By Katrina Koerting (published 7/223/13 in The News and Advance)
When most people remember Johnny Cash, they recall a hard man clad in black and baring his soul on stage with his guitar.
But Charlie Mae Lewis, 104, remembers someone much younger.
Lewis taught second grade where Cash went to school. She remembers how he would wander between classrooms at Dyess Colony in Arkansas, serenading teachers and students.
Although she never taught him or his siblings, Cash still stands out in her mind.
“I can just see him,” said Lewis, who lives at Valley View Retirement Community in Lynchburg.
“He has a sweet smile, and he played the ukulele. He brought it to school.”
Lewis said she had no idea at the time he would become a famous country artist, or be inducted into the Rock and Roll Hall of Fame, the Country Music Hall of Fame and the Nashville Songwriters Hall of Fame.
“He was average, just a little country boy,” Lewis said. “He loved music.”
Dyess Colony began as a government sponsored agricultural cooperative in the 1930s.
It had a post office, school and store in addition to the hundreds of acres of land for farms. Most farmers had 20 acres and raised cotton, Lewis said.
“It was in the boondocks, but I loved it,” Lewis said.
The school had between 15 and 18 teachers and each class had about 30 students.
Most of the children Lewis taught came from farming families and would work the fields, including Cash, who saved his earnings to buy a ukulele from Sears Roebuck.
Dyess Colony was Lewis’ first full-time teaching. job.
She had filled in for her older sister, Mary, after graduating from Arkansas State Teaching College I their childhood home of Dardanelle, AK, when Mary became sick.

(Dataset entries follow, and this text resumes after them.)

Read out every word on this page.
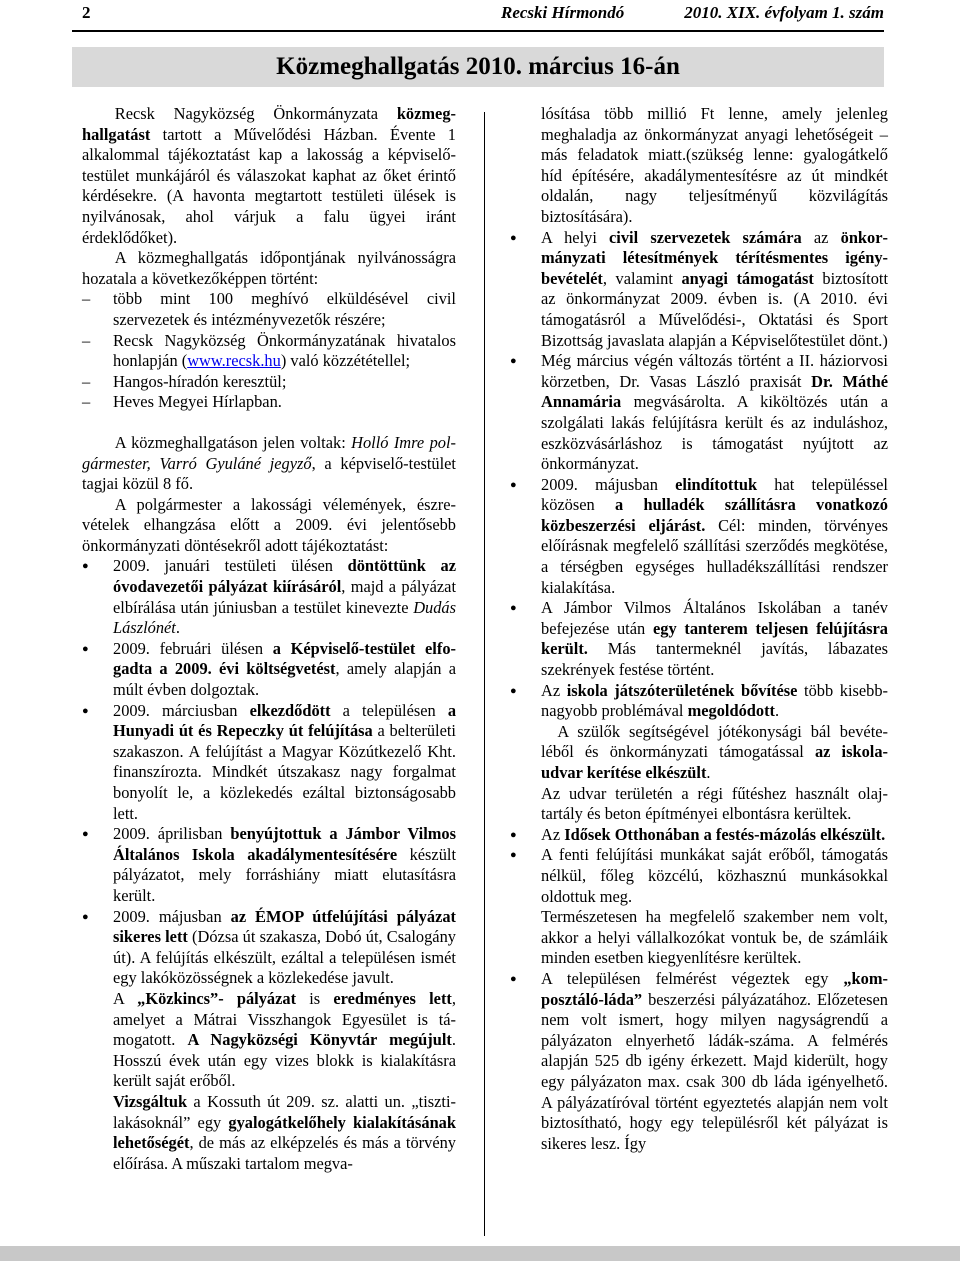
2	Recski Hírmondó	2010. XIX. évfolyam 1. szám
Közmeghallgatás 2010. március 16-án

Recsk Nagyközség Önkormányzata közmeghallgatást tartott a Művelődési Házban. Évente 1 alkalommal tájékoztatást kap a lakosság a képviselő-testület munkájáról és válaszokat kaphat az őket érintő kérdésekre. (A havonta megtartott testületi ülések is nyilvánosak, ahol várjuk a falu ügyei iránt érdeklődőket).

A közmeghallgatás időpontjának nyilvánosságra hozatala a következőképpen történt:

– több mint 100 meghívó elküldésével civil szervezetek és intézményvezetők részére;

– Recsk Nagyközség Önkormányzatának hivatalos honlapján (www.recsk.hu) való közzététellel;

– Hangos-híradón keresztül;

– Heves Megyei Hírlapban.

A közmeghallgatáson jelen voltak: Holló Imre polgármester, Varró Gyuláné jegyző, a képviselő-testület tagjai közül 8 fő.

A polgármester a lakossági vélemények, észrevételek elhangzása előtt a 2009. évi jelentősebb önkormányzati döntésekről adott tájékoztatást:

● 2009. januári testületi ülésen döntöttünk az óvodavezetői pályázat kiírásáról, majd a pályázat elbírálása után júniusban a testület kinevezte Dudás Lászlónét.

● 2009. februári ülésen a Képviselő-testület elfogadta a 2009. évi költségvetést, amely alapján a múlt évben dolgoztak.

● 2009. márciusban elkezdődött a településen a Hunyadi út és Repeczky út felújítása a belterületi szakaszon. A felújítást a Magyar Közútkezelő Kht. finanszírozta. Mindkét útszakasz nagy forgalmat bonyolít le, a közlekedés ezáltal biztonságosabb lett.

● 2009. áprilisban benyújtottuk a Jámbor Vilmos Általános Iskola akadálymentesítésére készült pályázatot, mely forráshiány miatt elutasításra került.

● 2009. májusban az ÉMOP útfelújítási pályázat sikeres lett (Dózsa út szakasza, Dobó út, Csalogány út). A felújítás elkészült, ezáltal a településen ismét egy lakóközösségnek a közlekedése javult.

A „Közkincs”- pályázat is eredményes lett, amelyet a Mátrai Visszhangok Egyesület is támogatott. A Nagyközségi Könyvtár megújult. Hosszú évek után egy vizes blokk is kialakításra került saját erőből.

Vizsgáltuk a Kossuth út 209. sz. alatti un. „tiszti-lakásoknál” egy gyalogátkelőhely kialakításának lehetőségét, de más az elképzelés és más a törvény előírása. A műszaki tartalom megva-

lósítása több millió Ft lenne, amely jelenleg meghaladja az önkormányzat anyagi lehetőségeit – más feladatok miatt.(szükség lenne: gyalogátkelő híd építésére, akadálymentesítésre az út mindkét oldalán, nagy teljesítményű közvilágítás biztosítására).

● A helyi civil szervezetek számára az önkormányzati létesítmények térítésmentes igénybevételét, valamint anyagi támogatást biztosított az önkormányzat 2009. évben is. (A 2010. évi támogatásról a Művelődési-, Oktatási és Sport Bizottság javaslata alapján a Képviselőtestület dönt.)

● Még március végén változás történt a II. háziorvosi körzetben, Dr. Vasas László praxisát Dr. Máthé Annamária megvásárolta. A kiköltözés után a szolgálati lakás felújításra került és az induláshoz, eszközvásárláshoz is támogatást nyújtott az önkormányzat.

● 2009. májusban elindítottuk hat településsel közösen a hulladék szállításra vonatkozó közbeszerzési eljárást. Cél: minden, törvényes előírásnak megfelelő szállítási szerződés megkötése, a térségben egységes hulladékszállítási rendszer kialakítása.

● A Jámbor Vilmos Általános Iskolában a tanév befejezése után egy tanterem teljesen felújításra került. Más tantermeknél javítás, lábazates szekrények festése történt.

● Az iskola játszóterületének bővítése több kisebb-nagyobb problémával megoldódott.

A szülők segítségével jótékonysági bál bevételéből és önkormányzati támogatással az iskolaudvar kerítése elkészült.

Az udvar területén a régi fűtéshez használt olajtartály és beton építményei elbontásra kerültek.

● Az Idősek Otthonában a festés-mázolás elkészült.

● A fenti felújítási munkákat saját erőből, támogatás nélkül, főleg közcélú, közhasznú munkásokkal oldottuk meg.

Természetesen ha megfelelő szakember nem volt, akkor a helyi vállalkozókat vontuk be, de számláik minden esetben kiegyenlítésre kerültek.

● A településen felmérést végeztek egy „komposztáló-láda” beszerzési pályázatához. Előzetesen nem volt ismert, hogy milyen nagyságrendű a pályázaton elnyerhető ládák-száma. A felmérés alapján 525 db igény érkezett. Majd kiderült, hogy egy pályázaton max. csak 300 db láda igényelhető. A pályázatíróval történt egyeztetés alapján nem volt biztosítható, hogy egy településről két pályázat is sikeres lesz. Így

Shortly after, Lewis accepted a job offer from one of her former professors, who served as assistant principal in Dyess.
“She asked if I would be willing to go to the boondocks and I said I’d go anywhere for a job,” Lewis said, adding it was the Great Depression and any work was welcome.
She always wanted to be a teacher.
“It was just born in me.,” she said. Her love of children led her into education, she said. Outside of the classroom, Lewis had no children. Of her five siblings, only Lewis and Mary became teachers.
Lewis taught in Dyess for a couple years. She left in her late 20s or early 30s for Virginia, where she got a better-paying job in Washington, D.C., in general accounting.
Betty Dovel, Lewis’ niece, said she enjoys hearing her aunt’s stories. She visits Lewis every weekend at Valley View Retirement Community in Lynchburg, where she has lived for the past 12 years, and is often treated to a tale or two. “She remembers everybody,” Dovel said.